The actress was Piper Laurie, a 'chick-a-dee' starlet with a very pretty face from Hollywood's technicolor assembly line. She had left that success to emerge as an actor and an artist. The play was The Glass Menagerie at a theatre near Lincoln Center in New York City. The rest of the ensemble (and they had achieved that) included George Grizzard, Maureen Stapleton, and Pat Hingle. Some years later, when I tried to reach for what Piper Laurie had created and couldn't because the actress couldn't deliver, the best I could do was to layer the performance with the music of Satie's Gymnopedie. It was all memory.

I saw the same creation once more. I was working summer theatre near Lake George in the northern mountains of New York state.  Her name was Irina. She and her husband were Russian actors and had come to America after WWII as "displaced persons". For a number of years they ran a small theatre in this summer resort where they produced Shakespeare, Chekhov, other classics. Then he died. He was the last of what she had... they had lost their child and their family in the war.

At this performance, there were about 70 people in the small theatre. When the lights dimmed, the curtain opened, sweeping to both sides with a touch of faded elegance. There she was, standing still, lit with a small trouper-light. She walked, from one corner of the stage to the other, a languorous walk threaded from the center of her chest, a quiet steady cross from upstage right to downstage left. In all the theatre I've seen since, I've yet to see anyone else do that again with such a daring, hypnotic effect.

After a moment, as the light focused on her, she began removing her clothes, everything, until she was naked. Not a sound from the audience. Then she began to speak... Ophelia's last speech from Hamlet, a verse from Rilke's Duino Elegies, then she stopped, looked at the audience, began again. Quietly at first, she spoke about her life in Moscow, the war, her travels to America, her husband, their love of theatre. She never sat, occasionally she walked, once she turned her back to the audience, once she covered herself with her hands and arms as if to withdraw when she spoke of her daughter.  For a little over an hour, she created a portrait of a woman lost in the time of her memories, like an old tintype photograph kept under glass in a bell jar. She painted that same delicate self-possessed loneliness with the music of her voice and the careful, unpredictable changes in her face and body.

When it ended, and the light faded, there was a moment of silence and then the audience applauded.

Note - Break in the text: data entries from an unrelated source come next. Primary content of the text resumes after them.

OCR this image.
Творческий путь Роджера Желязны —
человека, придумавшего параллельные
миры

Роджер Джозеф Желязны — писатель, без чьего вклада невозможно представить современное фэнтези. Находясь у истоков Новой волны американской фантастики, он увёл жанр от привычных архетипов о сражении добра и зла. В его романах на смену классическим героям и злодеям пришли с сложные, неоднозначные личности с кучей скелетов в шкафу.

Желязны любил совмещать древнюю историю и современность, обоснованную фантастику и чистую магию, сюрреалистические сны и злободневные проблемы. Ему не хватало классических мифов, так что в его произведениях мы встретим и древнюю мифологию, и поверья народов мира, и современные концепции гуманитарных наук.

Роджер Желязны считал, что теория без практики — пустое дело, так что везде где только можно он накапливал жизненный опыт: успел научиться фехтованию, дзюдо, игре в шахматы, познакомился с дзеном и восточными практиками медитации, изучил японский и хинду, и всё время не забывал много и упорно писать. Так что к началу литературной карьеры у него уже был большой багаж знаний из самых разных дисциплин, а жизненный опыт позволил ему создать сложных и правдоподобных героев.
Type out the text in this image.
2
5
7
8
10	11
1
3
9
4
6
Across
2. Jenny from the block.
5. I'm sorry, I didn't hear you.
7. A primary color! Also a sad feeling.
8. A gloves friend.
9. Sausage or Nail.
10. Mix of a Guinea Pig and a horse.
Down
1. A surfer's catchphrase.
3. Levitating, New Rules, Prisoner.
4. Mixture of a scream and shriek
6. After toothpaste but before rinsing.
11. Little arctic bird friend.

She did not take a curtain call. So they left, and I sat. Eventually she came through the curtain, looked at me and said, "You like?" I said, "I like." You see, I knew Irina (or thought I did) quite well. She had come to a performance at a nearby summer stock playhouse and saw me in The Man Who Came To Dinner". I played the irrepressible Richard. She saw it and me and took me... under her wing, her arms, the rest of her. She was in no way like the woman she portrayed in that gripping performance. She painfully hated her husband, painfully despised the Europe she knew, painfully loved what she was doing. She was 51 and I was 23 and she taught me that I knew almost nothing. About being a man - less than nothing. About women - even less. She showed me, in her memory-embraced aloneness, that the art of acting exists not in the mind of the beholder but in the mind and sensibilities of the performer. That a life in art is truly a life alone.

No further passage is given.